L’ordinanza n. 26212/2015 del Tribunale di Milano ha accolto, ma senza reintegro, l’impugnazione di un licenziamento comminato per “troppe malattie”, senza però che si superasse il periodo di comporto. Il dipendente, che si era assentato per motivi di salute per più di 800 giorni su 1.500, era stato licenziato per “giustificato motivo oggettivo” in quanto, a detta del datore di lavoro, l’attività svolta dal lavoratore durante i giorni in cui era presente risultava sostanzialmente inutile per l’azienda.
Il Tribunale, pur ribadendo la legittimità del licenziamento in caso di inadeguatezza della prestazione lavorativa, ha rilevato che, nel caso in oggetto, il datore non ha fornito nessuna prova del fatto che le prestazioni del lavoratore, nei giorni di presenza, fossero davvero inadeguate. Tuttavia non ha previsto il reintegro del lavoratore stesso, ma soltanto la tutela risarcitoria prevista dalla Legge Fornero (92/12), in quanto in ogni caso il comportamento “assenteista” del lavoratore è sussistito.
Più in generale, questione fornisce l’occasione per riflettere su un problema molto sentito nella quotidianità delle imprese di pulizia, servizi integrati e multiservizi.
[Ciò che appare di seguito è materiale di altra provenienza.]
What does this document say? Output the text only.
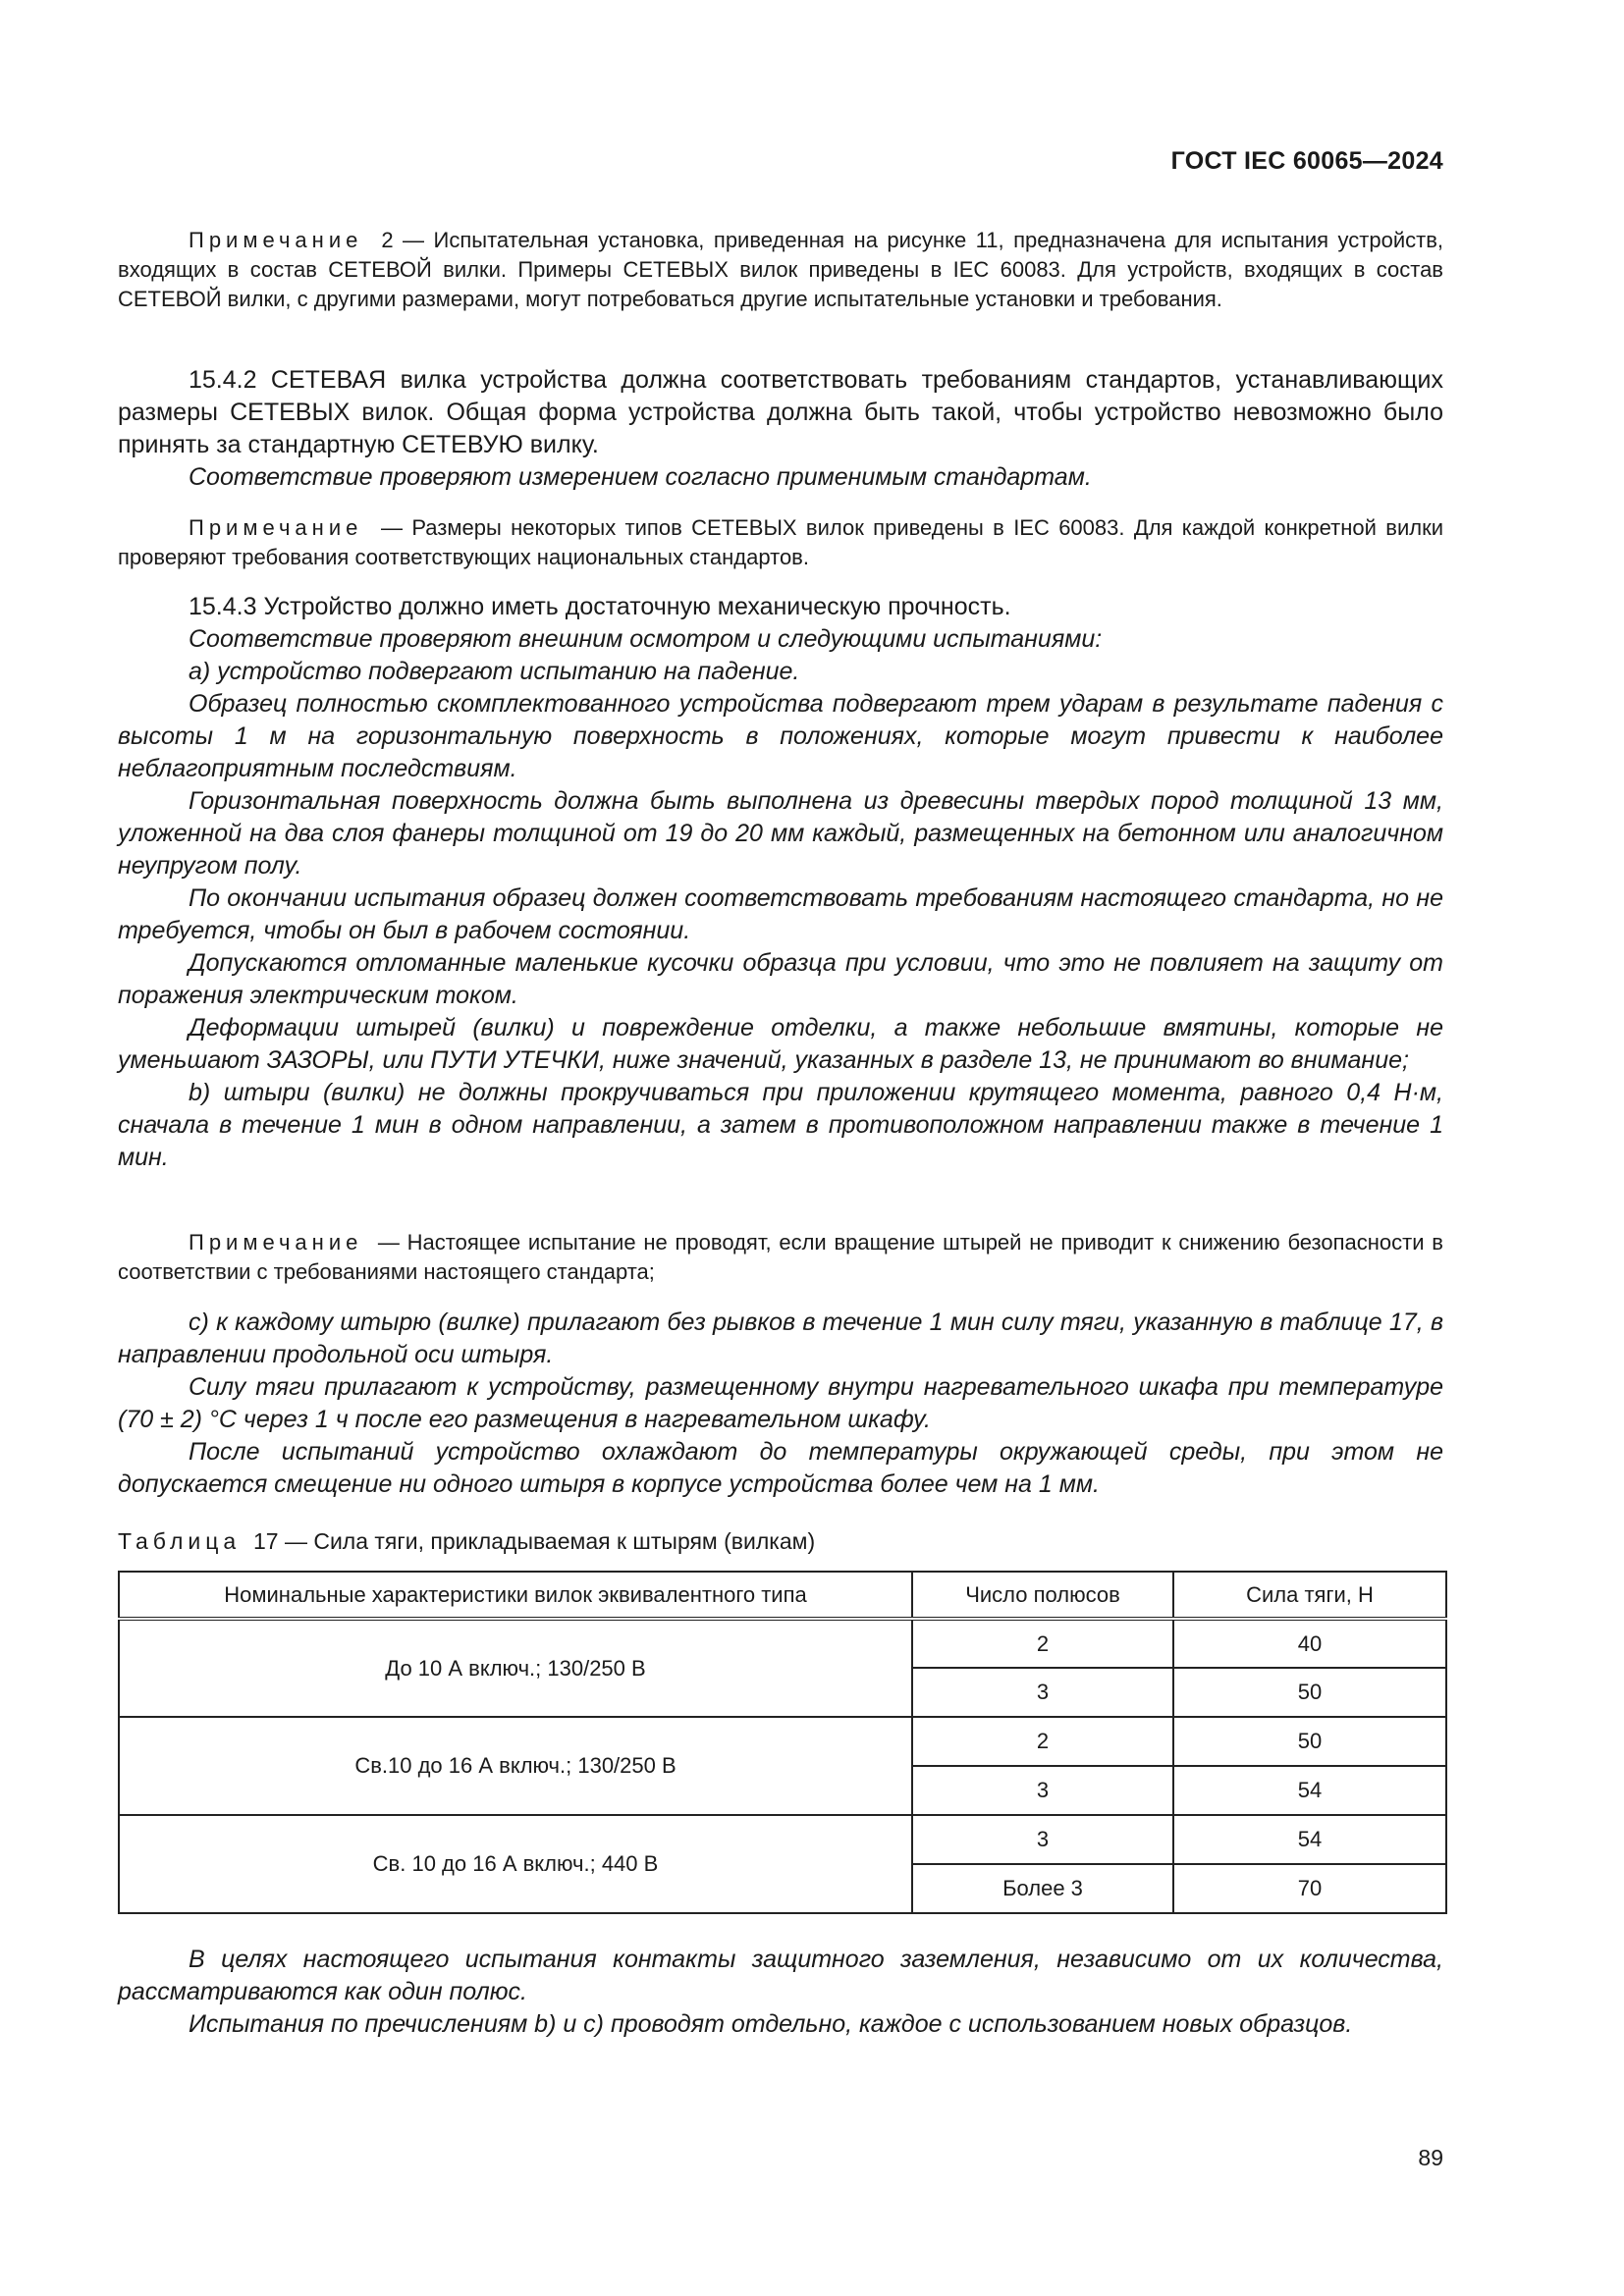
ГОСТ IEC 60065—2024

Примечание 2 — Испытательная установка, приведенная на рисунке 11, предназначена для испытания устройств, входящих в состав СЕТЕВОЙ вилки. Примеры СЕТЕВЫХ вилок приведены в IEC 60083. Для устройств, входящих в состав СЕТЕВОЙ вилки, с другими размерами, могут потребоваться другие испытательные установки и требования.

15.4.2 СЕТЕВАЯ вилка устройства должна соответствовать требованиям стандартов, устанавливающих размеры СЕТЕВЫХ вилок. Общая форма устройства должна быть такой, чтобы устройство невозможно было принять за стандартную СЕТЕВУЮ вилку.

Соответствие проверяют измерением согласно применимым стандартам.

Примечание — Размеры некоторых типов СЕТЕВЫХ вилок приведены в IEC 60083. Для каждой конкретной вилки проверяют требования соответствующих национальных стандартов.

15.4.3 Устройство должно иметь достаточную механическую прочность.

Соответствие проверяют внешним осмотром и следующими испытаниями:

a) устройство подвергают испытанию на падение.

Образец полностью скомплектованного устройства подвергают трем ударам в результате падения с высоты 1 м на горизонтальную поверхность в положениях, которые могут привести к наиболее неблагоприятным последствиям.

Горизонтальная поверхность должна быть выполнена из древесины твердых пород толщиной 13 мм, уложенной на два слоя фанеры толщиной от 19 до 20 мм каждый, размещенных на бетонном или аналогичном неупругом полу.

По окончании испытания образец должен соответствовать требованиям настоящего стандарта, но не требуется, чтобы он был в рабочем состоянии.

Допускаются отломанные маленькие кусочки образца при условии, что это не повлияет на защиту от поражения электрическим током.

Деформации штырей (вилки) и повреждение отделки, а также небольшие вмятины, которые не уменьшают ЗАЗОРЫ, или ПУТИ УТЕЧКИ, ниже значений, указанных в разделе 13, не принимают во внимание;

b) штыри (вилки) не должны прокручиваться при приложении крутящего момента, равного 0,4 Н·м, сначала в течение 1 мин в одном направлении, а затем в противоположном направлении также в течение 1 мин.

Примечание — Настоящее испытание не проводят, если вращение штырей не приводит к снижению безопасности в соответствии с требованиями настоящего стандарта;

c) к каждому штырю (вилке) прилагают без рывков в течение 1 мин силу тяги, указанную в таблице 17, в направлении продольной оси штыря.

Силу тяги прилагают к устройству, размещенному внутри нагревательного шкафа при температуре (70 ± 2) °С через 1 ч после его размещения в нагревательном шкафу.

После испытаний устройство охлаждают до температуры окружающей среды, при этом не допускается смещение ни одного штыря в корпусе устройства более чем на 1 мм.

Таблица 17 — Сила тяги, прикладываемая к штырям (вилкам)
Номинальные характеристики вилок эквивалентного типа	Число полюсов	Сила тяги, Н
До 10 А включ.; 130/250 В	2	40
	3	50
Св.10 до 16 А включ.; 130/250 В	2	50
	3	54
Св. 10 до 16 А включ.; 440 В	3	54
	Более 3	70

В целях настоящего испытания контакты защитного заземления, независимо от их количества, рассматриваются как один полюс.

Испытания по пречислениям b) и c) проводят отдельно, каждое с использованием новых образцов.

89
Parliamo dello “scarso rendimento”, che per essere accolto come giustificato motivo deve necessariamente essere provato dal datore. Affinché si configurasse un “giustificato motivo”, in sostanza, il datore avrebbe dovuto fornire prove. D’accordo, ma come avrebbe potuto farlo? Cerchiamo di capire.
Come provare lo “scarso rendimento”?
In relazione al cosiddetto scarso rendimento, va ricordato che il datore di lavoro che intenda farlo valere quale giustificato motivo soggettivo di licenziamento, ai sensi dell’articolo 3 legge 604/66, non può limitarsi a provare il mancato raggiungimento del risultato atteso ed eventualmente la sua oggettiva esigibilità, ma è onerato dalla dimostrazione di un notevole inadempimento degli obblighi contrattuali del lavoratore, quale fatto complesso alla cui valutazione deve concorrere anche l’apprezzamento degli aspetti concreti. Alcuni esempi potrebbero essere: violazione della diligente collaborazione, manifesto atteggiamento di negligenza oppure documentata comparazione tra i risultati produttivi dello stesso dipendente con il rendimento medio dei suoi colleghi. In tale prospettiva, affinché si configuri l’inadempimento per scarso rendimento, è necessario che tra i risultati del lavoratore e quelli degli altri vi sia una “enorme sproporzione”, cioè uno scarto molto significativo, che dimostri in modo oggettivo ed inequivocabile la mancanza di diligenza. Quest’ultima, infatti, è stata indicata dalla giurisprudenza come “evidente violazione della diligente collaborazione dovuta dal dipendente e a lui imputabile in conseguenza dell’enorme sproporzione fra gli obiettivi fissati dai programmi di produzione per il lavoratore e quanto effettivamente realizzato nel periodo di riferimento, avuto riguardo al confronto dei risultanti dati globali riferiti ad una media di attività tra i vari dipendenti”. Si veda a tale proposito, fra le tante, anche la sentenza Cassazione del 1 dicembre 2010 n. 24361.